Le parti Les Engagés pour le développement (EDE) a désigné, ce jeudi 17 septembre 2026, l’ancien premier ministre Claude Joseph comme son candidat à la prochaine élection présidentielle. La décision, prise par le Bureau politique national (BPN), intervient alors que le parti avait annoncé l’organisation de primaires internes et que plusieurs personnalités s’étaient déjà portées candidates.

Coup de théâtre au sein de la formation politique Les Engagés pour le développement (EDE). Réuni jeudi matin à l’hôtel El Rancho, à Pétion-Ville, le Bureau politique national du parti a porté son choix sur Claude Joseph pour représenter EDE à la prochaine présidentielle. L’annonce a été faite lors d’un point de presse tenu à l’issue de la réunion.

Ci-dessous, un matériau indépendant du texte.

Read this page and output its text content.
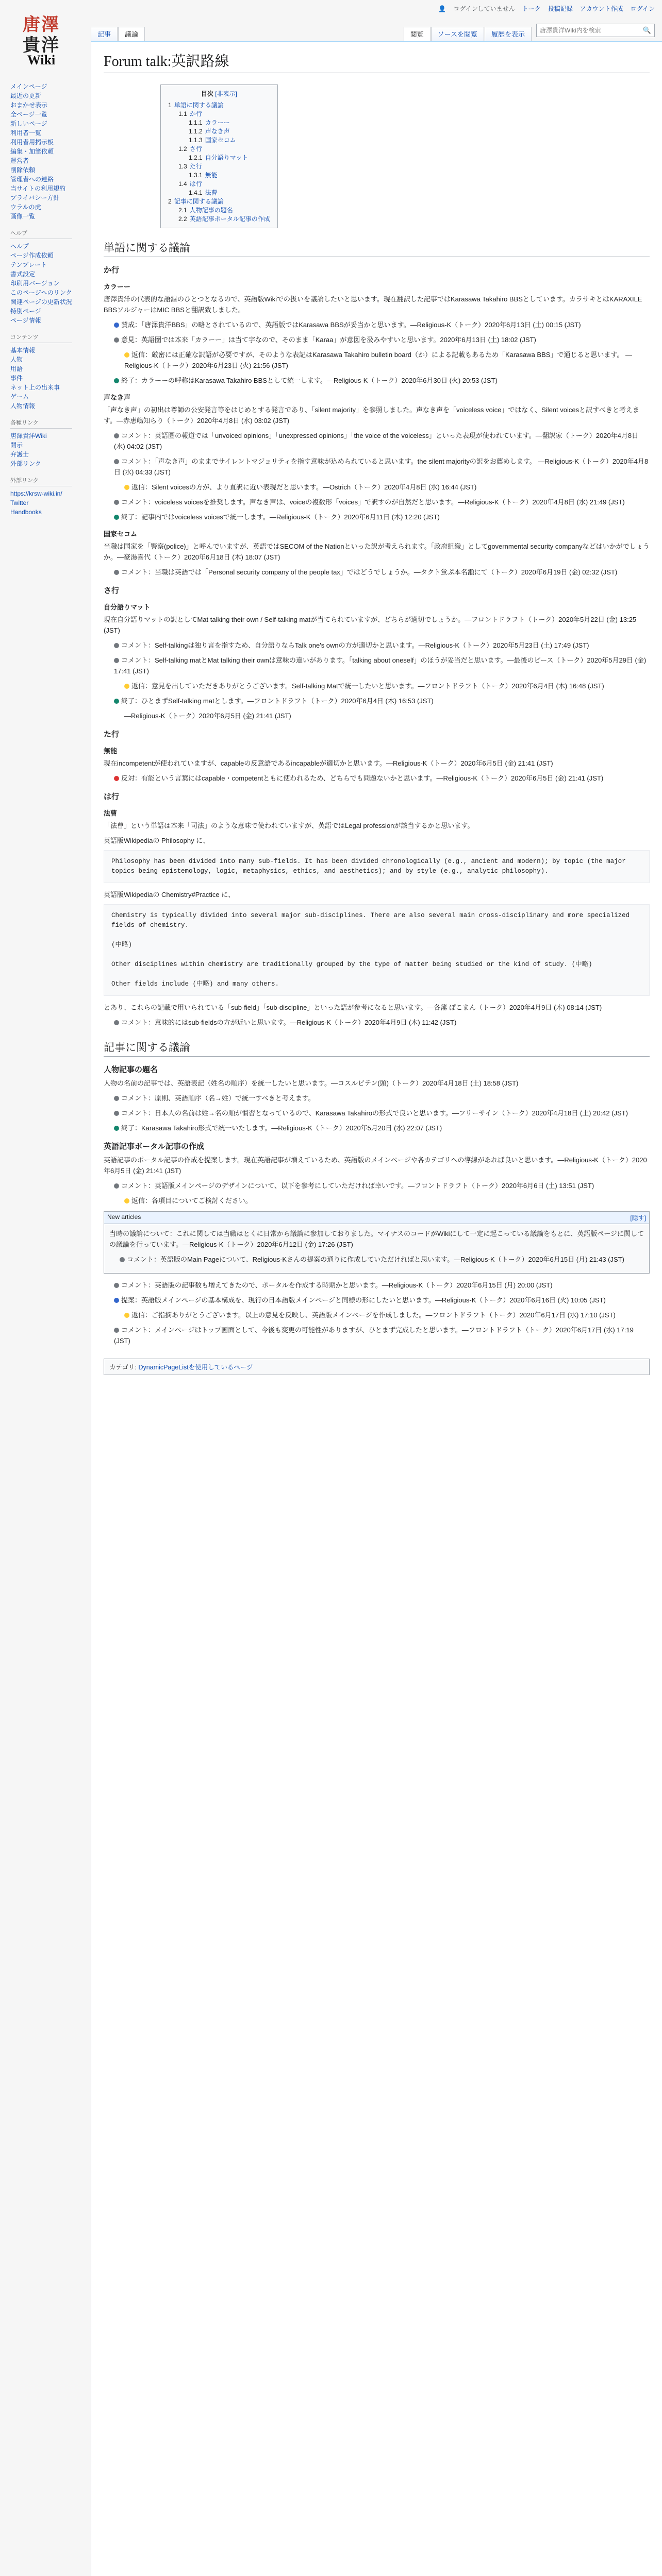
唐澤
貴洋
Wiki
👤 ログインしていません トーク 投稿記録 アカウント作成 ログイン
記事	議論	閲覧	ソースを閲覧	履歴を表示
唐澤貴洋Wiki内を検索
🔍
メインページ
最近の更新
おまかせ表示
全ページ一覧
新しいページ
利用者一覧
利用者用掲示板
編集・加筆依頼
運営者
削除依頼
管理者への連絡
当サイトの利用規約
プライバシー方針
ウラルの虎
画像一覧
ヘルプ
ヘルプ
ページ作成依頼
テンプレート
書式設定
印刷用バージョン
このページへのリンク
関連ページの更新状況
特別ページ
ページ情報
コンテンツ
基本情報
人物
用語
事件
ネット上の出来事
ゲーム
人物情報
各種リンク
唐澤貴洋Wiki
開示
弁護士
外部リンク
外部リンク
https://krsw-wiki.in/
Twitter
Handbooks
Forum talk:英訳路線
目次 [非表示]
1 単語に関する議論
1.1 か行
1.1.1 カラーー
1.1.2 声なき声
1.1.3 国家セコム
1.2 さ行
1.2.1 自分語りマット
1.3 た行
1.3.1 無能
1.4 は行
1.4.1 法曹
2 記事に関する議論
2.1 人物記事の題名
2.2 英語記事ポータル記事の作成
単語に関する議論
か行
カラーー

唐澤貴洋の代表的な語録のひとつとなるので、英語版Wikiでの扱いを議論したいと思います。現在翻訳した記事ではKarasawa Takahiro BBSとしています。カラサキとはKARAXILE BBSソルジャーはMIC BBSと翻訳致しました。

賛成：「唐澤貴洋BBS」の略とされているので、英語版ではKarasawa BBSが妥当かと思います。—Religious-K（トーク）2020年6月13日 (土) 00:15 (JST)

意見：英語圏では本来「カラーー」は当て字なので、そのまま「Karaa」が意図を汲みやすいと思います。2020年6月13日 (土) 18:02 (JST)

返信：厳密には正確な訳語が必要ですが、そのような表記はKarasawa Takahiro bulletin board（か）による記載もあるため「Karasawa BBS」で通じると思います。 —Religious-K（トーク）2020年6月23日 (火) 21:56 (JST)

終了：カラーーの呼称はKarasawa Takahiro BBSとして統一します。—Religious-K（トーク）2020年6月30日 (火) 20:53 (JST)

声なき声

「声なき声」の初出は尊師の公安発言等をはじめとする発言であり、「silent majority」を参照しました。声なき声を「voiceless voice」ではなく、Silent voicesと訳すべきと考えます。—赤恵嶋知らり（トーク）2020年4月8日 (水) 03:02 (JST)

コメント：英語圏の報道では「unvoiced opinions」「unexpressed opinions」「the voice of the voiceless」といった表現が使われています。—翻訳家（トーク）2020年4月8日 (水) 04:02 (JST)

コメント：「声なき声」のままでサイレントマジョリティを指す意味が込められていると思います。the silent majorityの訳をお薦めします。 —Religious-K（トーク）2020年4月8日 (水) 04:33 (JST)

返信：Silent voicesの方が、より直訳に近い表現だと思います。—Ostrich（トーク）2020年4月8日 (水) 16:44 (JST)

コメント：voiceless voicesを推奨します。声なき声は、voiceの複数形「voices」で訳すのが自然だと思います。—Religious-K（トーク）2020年4月8日 (水) 21:49 (JST)

終了：記事内ではvoiceless voicesで統一します。—Religious-K（トーク）2020年6月11日 (木) 12:20 (JST)

国家セコム

当職は国家を「警察(police)」と呼んでいますが、英語ではSECOM of the Nationといった訳が考えられます。「政府組織」としてgovernmental security companyなどはいかがでしょうか。—豪湯喜代（トーク）2020年6月18日 (木) 18:07 (JST)

コメント：当職は英語では「Personal security company of the people tax」ではどうでしょうか。—タクト蛍ぷ本名瀬にて（トーク）2020年6月19日 (金) 02:32 (JST)

さ行
自分語りマット

現在自分語りマットの訳としてMat talking their own / Self-talking matが当てられていますが、どちらが適切でしょうか。—フロントドラフト（トーク）2020年5月22日 (金) 13:25 (JST)

コメント：Self-talkingは独り言を指すため、自分語りならTalk one's ownの方が適切かと思います。—Religious-K（トーク）2020年5月23日 (土) 17:49 (JST)

コメント：Self-talking matとMat talking their ownは意味の違いがあります。「talking about oneself」のほうが妥当だと思います。—最後のピース（トーク）2020年5月29日 (金) 17:41 (JST)

返信：意見を出していただきありがとうございます。Self-talking Matで統一したいと思います。—フロントドラフト（トーク）2020年6月4日 (木) 16:48 (JST)

終了：ひとまずSelf-talking matとします。—フロントドラフト（トーク）2020年6月4日 (木) 16:53 (JST)

—Religious-K（トーク）2020年6月5日 (金) 21:41 (JST)

た行
無能

現在incompetentが使われていますが、capableの反意語であるincapableが適切かと思います。—Religious-K（トーク）2020年6月5日 (金) 21:41 (JST)

反対：有能という言葉にはcapable・competentともに使われるため、どちらでも問題ないかと思います。—Religious-K（トーク）2020年6月5日 (金) 21:41 (JST)

は行
法曹

「法曹」という単語は本来「司法」のような意味で使われていますが、英語ではLegal professionが該当するかと思います。

英語版Wikipediaの Philosophy に、

Philosophy has been divided into many sub-fields. It has been divided chronologically (e.g., ancient and modern); by topic (the major topics being epistemology, logic, metaphysics, ethics, and aesthetics); and by style (e.g., analytic philosophy).

英語版Wikipediaの Chemistry#Practice に、

Chemistry is typically divided into several major sub-disciplines. There are also several main cross-disciplinary and more specialized fields of chemistry.

(中略)

Other disciplines within chemistry are traditionally grouped by the type of matter being studied or the kind of study. (中略)

Other fields include (中略) and many others.

とあり、これらの記載で用いられている「sub-field」「sub-discipline」といった語が参考になると思います。—各藩 ぽこまん（トーク）2020年4月9日 (木) 08:14 (JST)

コメント：意味的にはsub-fieldsの方が近いと思います。—Religious-K（トーク）2020年4月9日 (木) 11:42 (JST)

記事に関する議論
人物記事の題名

人物の名前の記事では、英語表記（姓名の順序）を統一したいと思います。—コスルビテン(頭)（トーク）2020年4月18日 (土) 18:58 (JST)

コメント：原則、英語順序（名→姓）で統一すべきと考えます。

コメント：日本人の名前は姓→名の順が慣習となっているので、Karasawa Takahiroの形式で良いと思います。—フリーサイン（トーク）2020年4月18日 (土) 20:42 (JST)

終了：Karasawa Takahiro形式で統一いたします。—Religious-K（トーク）2020年5月20日 (水) 22:07 (JST)

英語記事ポータル記事の作成

英語記事のポータル記事の作成を提案します。現在英語記事が増えているため、英語版のメインページや各カテゴリへの導線があれば良いと思います。—Religious-K（トーク）2020年6月5日 (金) 21:41 (JST)

コメント：英語版メインページのデザインについて、以下を参考にしていただければ幸いです。—フロントドラフト（トーク）2020年6月6日 (土) 13:51 (JST)

返信：各項目についてご検討ください。

New articles	[隠す]

当時の議論について：これに関しては当職はとくに日常から議論に参加しておりました。マイナスのコードがWikiにして一定に起こっている議論をもとに、英語版ページに関しての議論を行っています。—Religious-K（トーク）2020年6月12日 (金) 17:26 (JST)

コメント：英語版のMain Pageについて、Religious-Kさんの提案の通りに作成していただければと思います。—Religious-K（トーク）2020年6月15日 (月) 21:43 (JST)

コメント：英語版の記事数も増えてきたので、ポータルを作成する時期かと思います。—Religious-K（トーク）2020年6月15日 (月) 20:00 (JST)

提案：英語版メインページの基本構成を、現行の日本語版メインページと同様の形にしたいと思います。—Religious-K（トーク）2020年6月16日 (火) 10:05 (JST)

返信：ご指摘ありがとうございます。以上の意見を反映し、英語版メインページを作成しました。—フロントドラフト（トーク）2020年6月17日 (水) 17:10 (JST)

コメント：メインページはトップ画面として、今後も変更の可能性がありますが、ひとまず完成したと思います。—フロントドラフト（トーク）2020年6月17日 (水) 17:19 (JST)

カテゴリ: DynamicPageListを使用しているページ
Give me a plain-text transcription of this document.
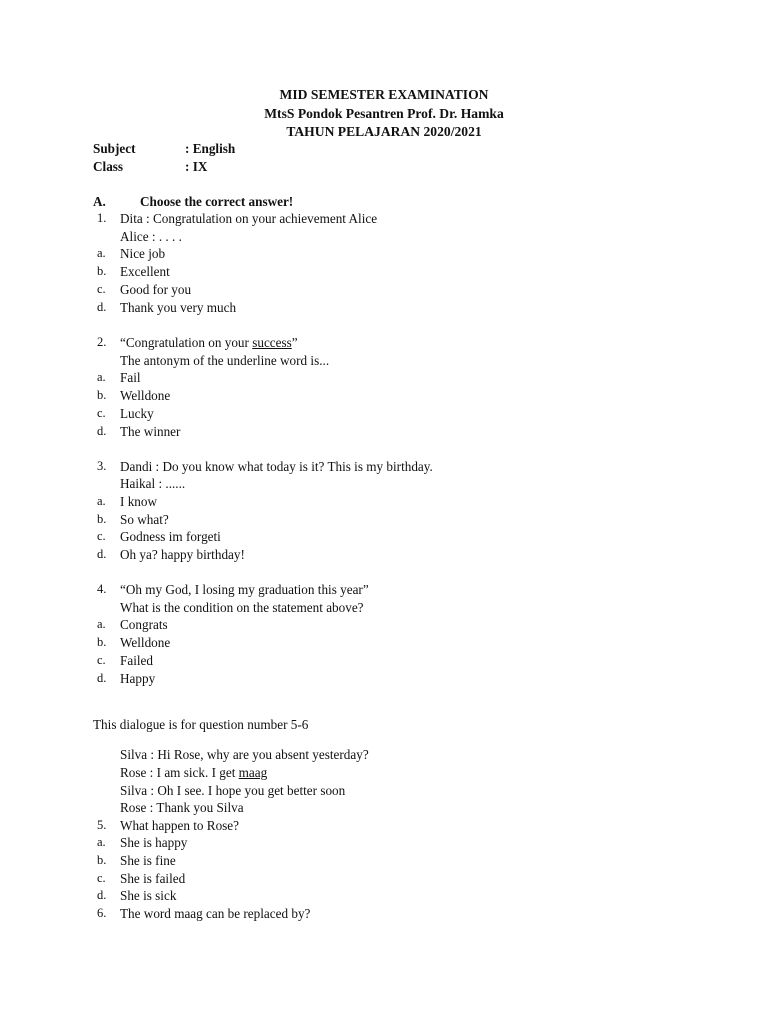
MID SEMESTER EXAMINATION
MtsS Pondok Pesantren Prof. Dr. Hamka
TAHUN PELAJARAN 2020/2021
Subject	: English
Class	: IX
A.	Choose the correct answer!
1. Dita : Congratulation on your achievement Alice
Alice : . . . .
a. Nice job
b. Excellent
c. Good for you
d. Thank you very much
2. “Congratulation on your success”
The antonym of the underline word is...
a. Fail
b. Welldone
c. Lucky
d. The winner
3. Dandi : Do you know what today is it? This is my birthday.
Haikal : ......
a. I know
b. So what?
c. Godness im forgeti
d. Oh ya? happy birthday!
4. “Oh my God, I losing my graduation this year”
What is the condition on the statement above?
a. Congrats
b. Welldone
c. Failed
d. Happy
This dialogue is for question number 5-6
Silva : Hi Rose, why are you absent yesterday?
Rose : I am sick. I get maag
Silva : Oh I see. I hope you get better soon
Rose : Thank you Silva
5. What happen to Rose?
a. She is happy
b. She is fine
c. She is failed
d. She is sick
6. The word maag can be replaced by?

Le choix de l’ancien premier ministre intervient pourtant dans un contexte particulier. En mai dernier, EDE avait officiellement annoncé au Conseil électoral provisoire (CEP) son intention d’organiser des élections primaires internes afin de désigner ses candidats aux prochaines compétitions électorales. Le parti présentait alors cette démarche comme une contribution au renforcement de la démocratie interne.
Dans le processus annoncé publiquement, plusieurs personnalités avaient été présentées comme prétendants à l’investiture présidentielle, notamment Helph Monod Honorat, Joseph Harold Pierre et Jean Marc Berthier Antoine. Claude Joseph, pourtant figure centrale et dirigeant d’EDE, ne figurait pas parmi les candidats publiquement présentés aux primaires.
Finalement, le BPN a décidé de désigner Claude Joseph comme candidat du parti. Selon les informations publiées par EDE, cette décision a été prise à l’unanimité. Le parti justifie ce choix notamment par le parcours politique et institutionnel de son dirigeant, son expérience de l’État, sa capacité à rassembler et son engagement politique.
La procédure suivie soulève cependant des interrogations sur le sort réservé aux primaires annoncées par EDE. Le parti avait indiqué, dans sa correspondance adressée au CEP en mai, que les prétendants devaient passer par un processus d’examen et de validation avant de pouvoir participer à la sélection interne.
La désignation de Claude Joseph sans le voir figurer parmi les candidats publiquement annoncés aux primaires risque d’alimenter les interrogations sur la démocratie interne au sein d’EDE.
La question dépasse d’ailleurs le seul cas de l’ancien Premier ministre : si une formation politique annonce des primaires pour permettre à ses membres de choisir ses candidats, mais que son principal dirigeant est finalement désigné par les instances dirigeantes sans passer par ce mécanisme, quelle place reste-t-il au vote des militants ?
Claude Joseph lui-même, lors de son inscription au registre électoral le 11 septembre dernier, avait déclaré son attachement à la participation citoyenne et à des élections « inclusives, crédibles, transparentes et démocratiques ».
Pour EDE, la désignation de Claude Joseph marque désormais l’entrée officielle du parti dans la course présidentielle. La formation appelle ses structures, ses militants et ses sympathisants à se mobiliser autour de cette candidature.
Reste à savoir si EDE fournira des explications détaillées sur les raisons ayant conduit ses dirigeants à abandonner, ou à modifier, le mécanisme de primaires annoncé quelques mois plus tôt.